Quarta-Feira, 19 de Fevereiro de 2025
Tecnologia
03/07/2022 12:28:00
Facebook não prioriza Brasil contra fake news, diz Frances Haugen
Ex-funcionária diz que há menos proteção contra tentativas de interferência na eleição brasileira do que houve na dos EUA

Folha/PCS

Imprimir
Está é Frances Haugen (Foto: 60M)

O Facebook não prioriza o Brasil no combate às operações coordenadas de desinformação eleitoral, alerta a cientista de dados Frances Haugen, a ex-funcionária da plataforma de internet que liberou à imprensa documentos da empresa, os chamados Facebook Papers, no ano passado.

"Eu garanto que há muito menos proteção no Brasil contra tentativas de interferir nas eleições do que nos Estados Unidos", disse Haugen em entrevista exclusiva à Folha.

Haugen, que cuidava da área de integridade cívica na empresa, chega ao Brasil neste domingo (3) para participar de uma audiência pública na Câmara na terça (5) sobre o projeto de lei das fake news e conversar com organizações da sociedade civil.

A cientista de dados afirma que o mecanismo anunciado pelo Facebook no Brasil em outubro, que detecta conteúdo desinformativo eleitoral e coloca etiquetas que direcionam os usuários para links do TSE, é muito ineficiente.

"Na melhor das hipóteses, o Facebook consegue detectar 20% do conteúdo desinformativo –mas, pensando de forma realista, eles devem estar rotulando no máximo 5%", disse, afirmando se basear nos números a que teve acesso na empresa.

Ela critica a falta de investimento e transparência em moderação e inteligência artificial em português. "Eles só se preocupam com moderação de conteúdo em países onde correm o risco de serem alvo de regulação, como os Estados Unidos."

Qual é o objetivo de sua viagem ao Brasil? O Facebook vem nos dizendo há anos que o melhor caminho para tornar a plataforma segura é a moderação de conteúdo por meio da inteligência artificial "mágica". Mas eles sempre sub-investiram em segurança em idiomas fora o inglês e também não investiram o suficiente em moderadores.

O Brasil é uma das democracias mais importantes do mundo e eu garanto a vocês que o português brasileiro é um dos idiomas que não têm os sistemas básicos de segurança que deveria.

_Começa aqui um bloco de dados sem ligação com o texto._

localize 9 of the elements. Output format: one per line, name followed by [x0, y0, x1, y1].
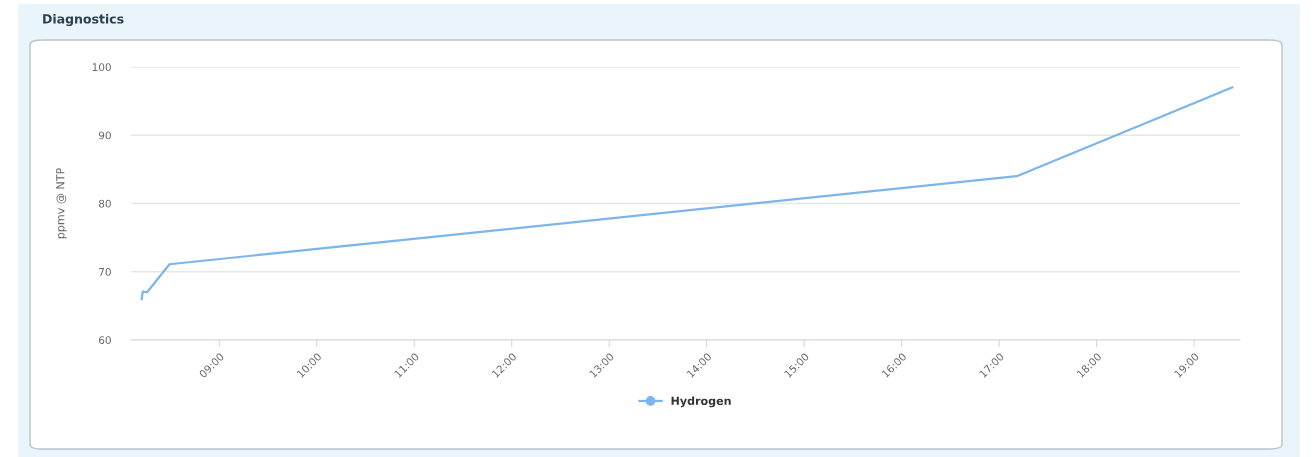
y-tick-label: 60: [99, 336, 111, 345]
y-tick-label: 90: [98, 131, 111, 140]
y-tick-label: 80: [99, 199, 111, 208]
y-tick-label: 100: [92, 63, 111, 72]
line-series: [140, 86, 1234, 301]
legend-label: Hydrogen: [671, 396, 731, 408]
chart-title: Diagnostics: [43, 13, 124, 27]
y-tick-label: 70: [99, 267, 111, 276]
y-axis-title: ppmv @ NTP: [56, 168, 67, 239]
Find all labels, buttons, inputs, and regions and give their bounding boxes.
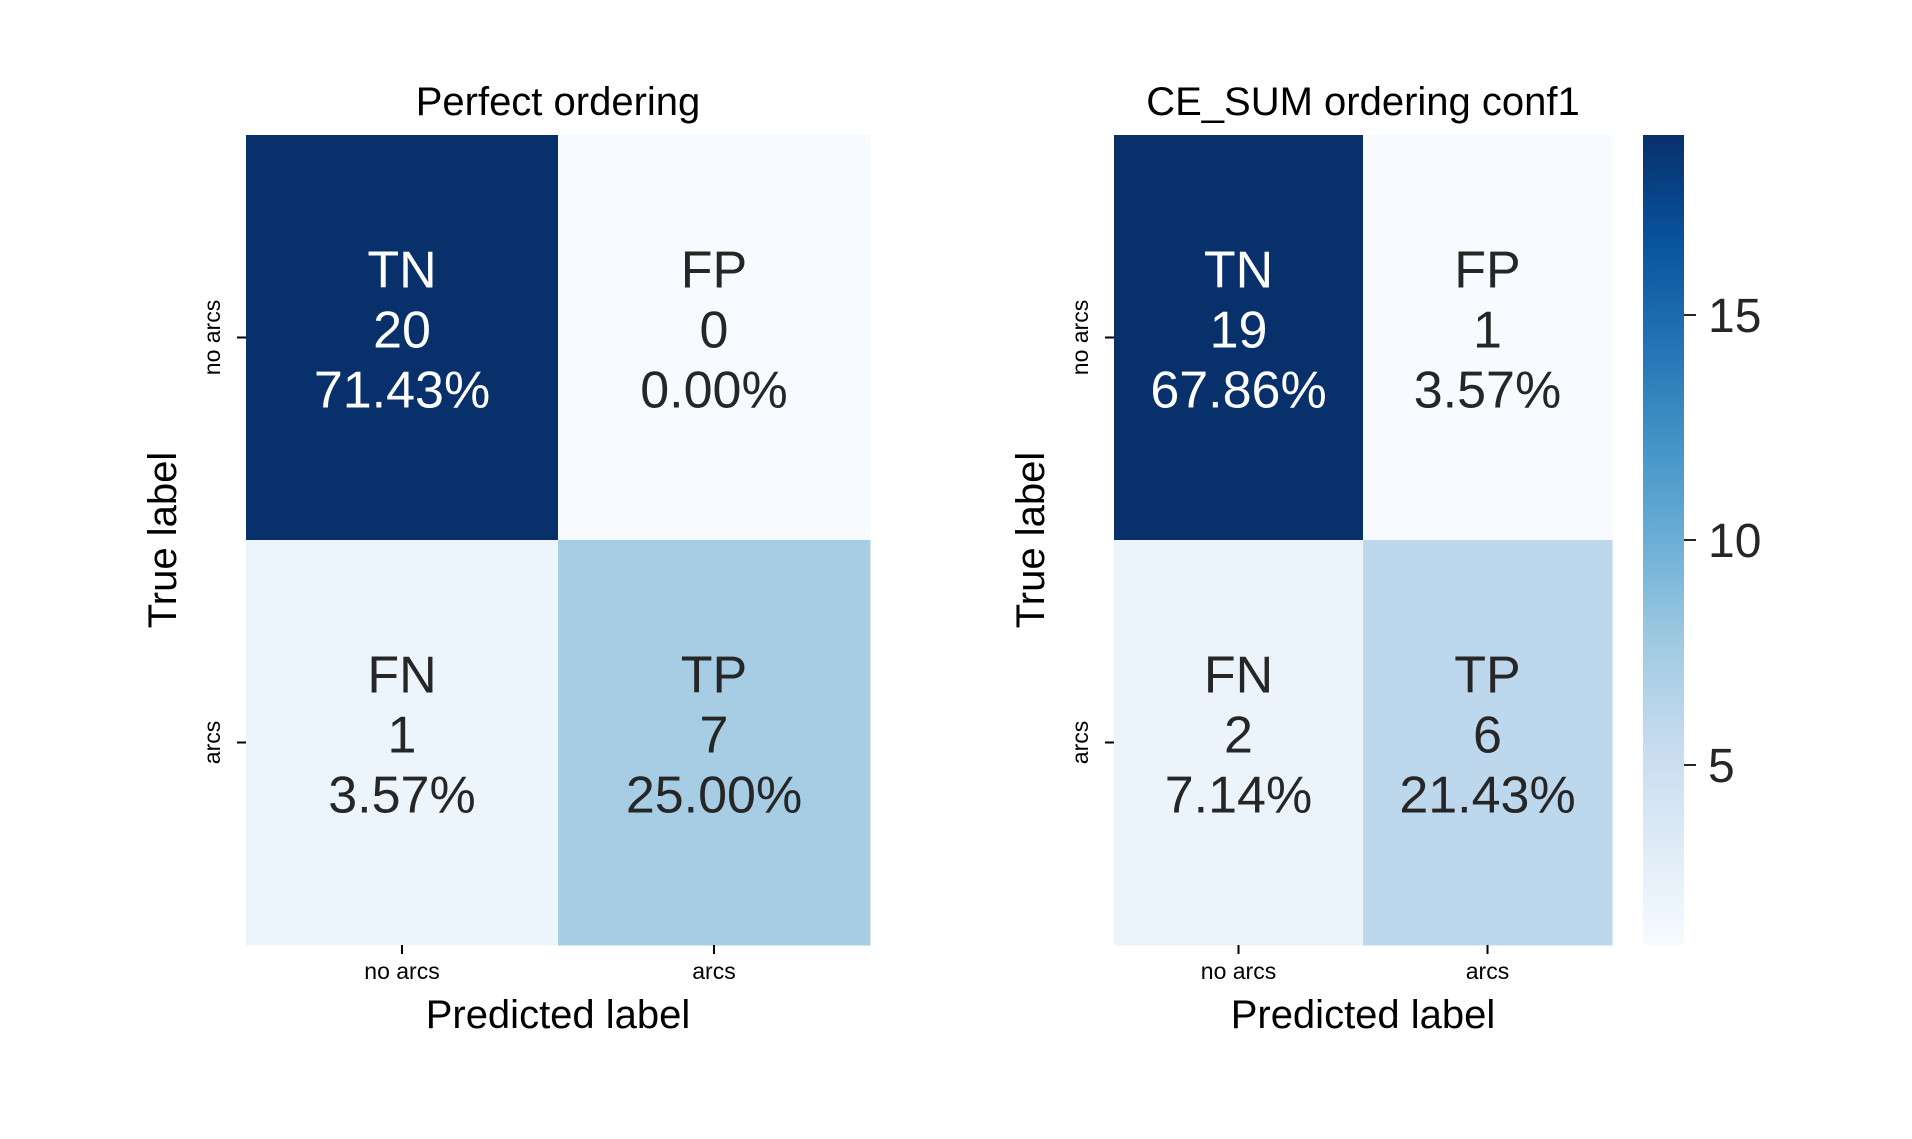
cell-count-tp: 6 (1473, 707, 1502, 765)
chart-title-2: CE_SUM ordering conf1 (1146, 80, 1580, 124)
cell-count-fn: 2 (1224, 707, 1253, 765)
y-tick-label: arcs (199, 721, 225, 764)
cell-count-fp: 0 (700, 302, 729, 360)
y-tick-label: no arcs (1067, 300, 1093, 375)
cell-count-tn: 19 (1210, 302, 1268, 360)
x-axis-label: Predicted label (1231, 993, 1496, 1037)
colorbar-tick-label: 5 (1708, 740, 1735, 793)
cell-fn (246, 540, 559, 946)
cell-label-tp: TP (1454, 647, 1520, 705)
y-axis-label: True label (141, 452, 185, 628)
cell-label-tn: TN (367, 242, 436, 300)
cell-count-tp: 7 (700, 707, 729, 765)
cell-count-tn: 20 (373, 302, 431, 360)
cell-fn (1114, 540, 1364, 946)
x-tick-label: arcs (1466, 958, 1509, 984)
cell-percent-tn: 67.86% (1150, 362, 1326, 420)
cell-label-fp: FP (1454, 242, 1520, 300)
cell-percent-fp: 0.00% (640, 362, 787, 420)
colorbar-tick-label: 15 (1708, 290, 1761, 343)
cell-fp (558, 135, 871, 541)
chart-title-1: Perfect ordering (416, 80, 701, 124)
y-tick-label: arcs (1067, 721, 1093, 764)
cell-percent-tp: 21.43% (1399, 767, 1575, 825)
x-axis-label: Predicted label (426, 993, 691, 1037)
cell-percent-tn: 71.43% (314, 362, 490, 420)
cell-tn (1114, 135, 1364, 541)
cell-label-fn: FN (367, 647, 436, 705)
cell-count-fp: 1 (1473, 302, 1502, 360)
cell-label-fn: FN (1204, 647, 1273, 705)
cell-label-tn: TN (1204, 242, 1273, 300)
cell-count-fn: 1 (388, 707, 417, 765)
colorbar (1643, 135, 1684, 945)
cell-label-tp: TP (681, 647, 747, 705)
colorbar-tick-label: 10 (1708, 515, 1761, 568)
cell-fp (1363, 135, 1613, 541)
cell-label-fp: FP (681, 242, 747, 300)
x-tick-label: arcs (692, 958, 735, 984)
cell-percent-fn: 3.57% (328, 767, 475, 825)
cell-tp (1363, 540, 1613, 946)
y-tick-label: no arcs (199, 300, 225, 375)
x-tick-label: no arcs (1201, 958, 1276, 984)
cell-tp (558, 540, 871, 946)
cell-percent-fp: 3.57% (1414, 362, 1561, 420)
cell-tn (246, 135, 559, 541)
x-tick-label: no arcs (364, 958, 439, 984)
cell-percent-tp: 25.00% (626, 767, 802, 825)
y-axis-label: True label (1009, 452, 1053, 628)
cell-percent-fn: 7.14% (1165, 767, 1312, 825)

O Ministério Público enviou ofício ao Facebook e às outras plataformas de internet indagando quantas pessoas que falam português eles têm nas equipes de moderação de conteúdo e pedindo informações sobre a inteligência artificial em português. As empresas não especificaram. O Facebook revela esses números em algum país? Eles vêm se recusando a fornecer as informações mais básicas sobre o desempenho de seus sistemas para todos os governos na Europa. Os governos perguntaram seguidamente quantos moderadores de conteúdo falam alemão, quantos falam francês, espanhol, e eles nunca respondem.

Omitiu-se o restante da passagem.